High Covid death toll – did Punjab’s home isolation policy backfire?
LAHORE: The Punjab government’s policy to encourage isolation of Covid-19 patients at their homes seems to have backfired if the official data on the alarming death toll of the pandemic in the province is something to go by.
Under the given policy made on the recommendations of the Corona Experts Advisory Group (CEAG) Punjab, enforced during first wave of the Covid-19 in July, the Punjab government had allowed the coronavirus positive patients to isolate themselves on their own, mainly to ease the enormous burden on the public health facilities across the province.
Since then the government-run hospitals have been reluctant to admit the asymptomatic patients, or those showing mild symptoms, largely leaving the infection management to their ill-equipped and or ill-prepared families.
The official figures over the last few weeks show a trend of 40-45 Covid deaths daily at the state-run hospitals of Punjab. The data obviously excludes those succumbing to the virus at their homes as a majority of such deaths go unreported.
The reports from the hospitals designated for Covid-19 management in Punjab have unveiled that the infection was claiming lives of most of the patients, brought to the public hospitals, within a couple of days of their admission to these facilities.
The doctors mainly blame the delay in the reporting of most of such cases to the hospitals after detection of the virus. They say that such patients were being shifted to the hospitals in an advanced stage of the disease, declaring it one of the prime reasons behind the high death rate in Punjab.

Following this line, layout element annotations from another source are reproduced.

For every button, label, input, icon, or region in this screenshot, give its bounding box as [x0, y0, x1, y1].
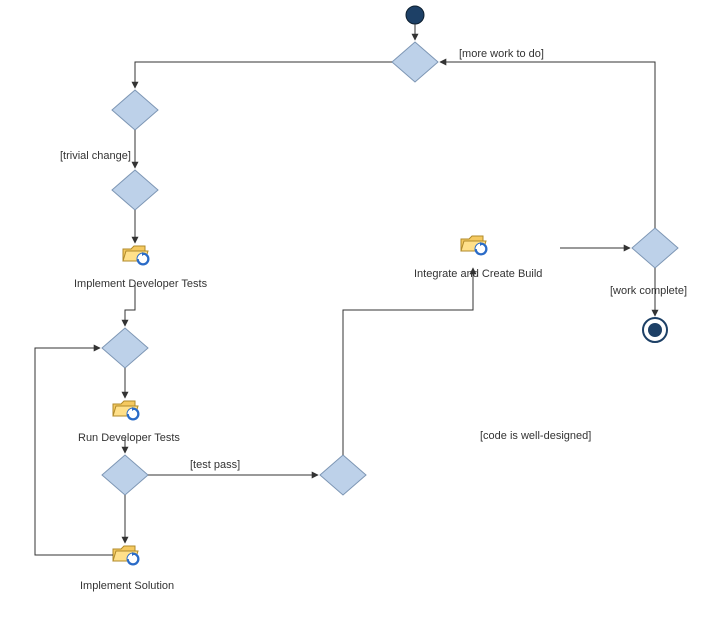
task-icon	[113, 546, 139, 565]
guard-code-well-designed: [code is well-designed]	[480, 430, 591, 442]
merge-before-run-tests	[102, 328, 148, 368]
guard-work-complete: [work complete]	[610, 285, 687, 297]
guard-test-pass: [test pass]	[190, 459, 240, 471]
edge-impl-to-merge-run	[125, 285, 135, 326]
edge-codeok-up	[343, 268, 473, 455]
task-label-integrate-build: Integrate and Create Build	[414, 268, 542, 280]
final-node-dot	[648, 323, 662, 337]
diagram-svg	[0, 0, 724, 626]
guard-more-work: [more work to do]	[459, 48, 544, 60]
edge-top-trivial	[135, 62, 392, 88]
decision-test-pass	[102, 455, 148, 495]
decision-trivial	[112, 90, 158, 130]
initial-node	[406, 6, 424, 24]
task-icon	[113, 401, 139, 420]
guard-trivial-change: [trivial change]	[60, 150, 131, 162]
task-label-implement-solution: Implement Solution	[80, 580, 174, 592]
activity-diagram: { "guards": { "trivial_change": "[trivia…	[0, 0, 724, 626]
decision-merge-top	[392, 42, 438, 82]
decision-work-complete	[632, 228, 678, 268]
decision-code-quality	[320, 455, 366, 495]
task-label-implement-dev-tests: Implement Developer Tests	[74, 278, 207, 290]
task-icon	[461, 236, 487, 255]
merge-before-impl-tests	[112, 170, 158, 210]
edge-solution-loop	[35, 348, 113, 555]
task-label-run-dev-tests: Run Developer Tests	[78, 432, 180, 444]
task-icon	[123, 246, 149, 265]
edge-morework	[440, 62, 655, 228]
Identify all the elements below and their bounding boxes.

They also believe that in most of the cases, an unnecessary stay of the patients with complications was another reason for the high death rate in the hospitals.
Given these observations, experts suggest the government to revise its ‘home isolation policy’ for Covid patients and encourage admission to hospitals in the province.
On Thursday alone, Punjab reported 51 deaths from the virus, against the 40 recorded in Sindh.
According to the official figures released on Thursday, the death toll in Punjab reached 3,783 while this number was 3,379 in Sindh.
The reports from the Punjab’s hospitals stated that most deaths were occurring within three to four days of the hospitalisation of the patients, mostly reporting with breathing complications caused by critically low oxygen saturation.
“The patients are dying in the early phase of the treatment at hospitals,” Mayo Hospital Chief Executive Prof Dr Asad Aslam confirmed to Dawn. He believed that the delay in hospitalisation of the Covid patients was contributing to the high hospital mortality rate.
The positive patients with severe infection, during their stay at home, were also spreading the virus among other family members, he said.
While defending the Punjab government’s home isolation policy, he suggested to the people to bring patients to hospitals before they developed complications during their stay at home.
“Presently, the Punjab government has made available sufficient arrangements [at hospitals], including beds with ventilators and oxygen supply systems for the critical patients to prevent deaths,” he said.
CEAG Punjab Chairman Prof Mahmood Shaukat, however, said that there was no need to revise the guidelines issued under the home isolation policy, stressing the need for creating awareness among the people about timely hospitalization of Covid patients.
“Mismanagement of a patient during home isolation was one of the reasons behind the recent high death rate in Punjab,” he said.
Prof Shaukat admitted there were reports that Covid-19 patients were being shifted to the public hospitals with their oxygen saturation dropping below 90 percent, and in some cases, even less than 80pc.
He said that according to the official figures, the positivity rate of the virus was not so alarming in Punjab, but the high death rate was definitely a matter of serious concern.
“We have discussed the issue at length in recent meetings of the CEAG and reached the conclusion that people have almost abandoned precautions, [which is] a major cause of the surge in the cases and death rate in Punjab,” Prof Shaukat lamented.
He said that instead of following the government’s directions, people were mostly resorting to traditional ways to deal with the pandemic, looking up to politicians, religious figures and their elders for guidance.
“Unfortunately, politicians were regularly holding public meetings, clerics were violating guidelines, teachers demanding education institutions be made functional, while families were holding weddings and other functions”, the CEAG chairman lamented.
“This is a dilemma of our society that everyone is contributing to the spread of the virus and the CEAG has shown its serious concerns [over the situation] many times in its recent meetings, but to no avail,” Prof Shaukat said.